ゆっくりと自分に言うように、言葉を選びながら言う。
「でも、なんて言うのか、そうだな。信じられないっていうのは、どうしようもできないだろ。俺が怒っても変わらないし。信じられないものは信じられないんだから。それはそうだよな。ドラマみたいにさ、好きだから信じられるなんて、愛してるから信じるなんて、そんなの無理だ。そんな単純なものじゃないよな。俺なんて、お前が誰かと二人きりでいるだけでイラッとする時あるし」
彼は続ける。「それに、信じられないって怒るってことは、俺のこと信じたいとか嫉妬してるとかそういうことだろ。それは、まあ、うれしいっちゃうれしいよ。広瀬が、俺のことどう思ってるのか不安な時があるから」彼はそう言った。
「だから、お互いに信じられるかどうかとか、心配だとか、そういうことについては、ある程度は、生活のスパイスみたいなものかも。深刻にならなければいいさ。
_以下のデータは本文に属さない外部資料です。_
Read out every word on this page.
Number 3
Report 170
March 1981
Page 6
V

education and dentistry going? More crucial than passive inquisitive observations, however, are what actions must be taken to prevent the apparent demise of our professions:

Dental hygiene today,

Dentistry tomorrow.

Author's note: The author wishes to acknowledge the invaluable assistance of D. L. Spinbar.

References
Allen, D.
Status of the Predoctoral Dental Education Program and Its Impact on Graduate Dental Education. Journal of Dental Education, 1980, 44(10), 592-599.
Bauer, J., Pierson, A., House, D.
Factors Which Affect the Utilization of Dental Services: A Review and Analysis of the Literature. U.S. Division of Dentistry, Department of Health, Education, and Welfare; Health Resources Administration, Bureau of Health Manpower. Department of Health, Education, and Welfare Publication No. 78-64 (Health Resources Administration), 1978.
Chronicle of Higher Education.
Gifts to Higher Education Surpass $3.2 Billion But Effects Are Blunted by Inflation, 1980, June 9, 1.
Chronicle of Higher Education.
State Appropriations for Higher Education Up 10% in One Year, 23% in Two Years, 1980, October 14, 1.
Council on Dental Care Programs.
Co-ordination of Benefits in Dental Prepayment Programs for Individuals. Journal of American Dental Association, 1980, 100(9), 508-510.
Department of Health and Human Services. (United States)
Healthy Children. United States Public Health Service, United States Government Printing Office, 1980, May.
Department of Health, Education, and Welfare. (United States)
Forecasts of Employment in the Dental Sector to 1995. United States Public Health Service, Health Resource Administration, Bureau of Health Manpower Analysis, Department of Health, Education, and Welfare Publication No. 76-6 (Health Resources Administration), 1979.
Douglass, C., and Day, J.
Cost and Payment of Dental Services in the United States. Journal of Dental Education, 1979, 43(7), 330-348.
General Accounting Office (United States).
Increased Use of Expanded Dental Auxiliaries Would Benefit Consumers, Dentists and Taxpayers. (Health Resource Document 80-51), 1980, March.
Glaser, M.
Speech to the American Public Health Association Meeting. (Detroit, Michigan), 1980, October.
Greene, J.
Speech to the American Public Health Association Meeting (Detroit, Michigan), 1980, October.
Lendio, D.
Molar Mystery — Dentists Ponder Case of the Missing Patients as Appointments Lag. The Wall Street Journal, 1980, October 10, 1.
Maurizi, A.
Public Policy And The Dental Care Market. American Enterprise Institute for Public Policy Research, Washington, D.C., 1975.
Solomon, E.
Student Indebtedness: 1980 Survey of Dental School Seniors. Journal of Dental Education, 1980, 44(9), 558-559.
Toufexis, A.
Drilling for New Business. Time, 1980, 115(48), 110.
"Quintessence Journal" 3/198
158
それに、時間をかければそのうちいいアイデアが浮かぶよ。時間はいくらでもある」
彼の手が肩にふれ、それから顔を寄せられてキスされそうになった。広瀬はそれを避けた。
「なんで?」と東城はむっとした顔をした。
「今日は、ちょっと」と広瀬は答えた。
頭の中に強い怒りや嫉妬といった普段ない感情が一気に通り過ぎたので、とても疲れた。
何か食べてゆっくりしたい。それから風呂にはいって寝たい。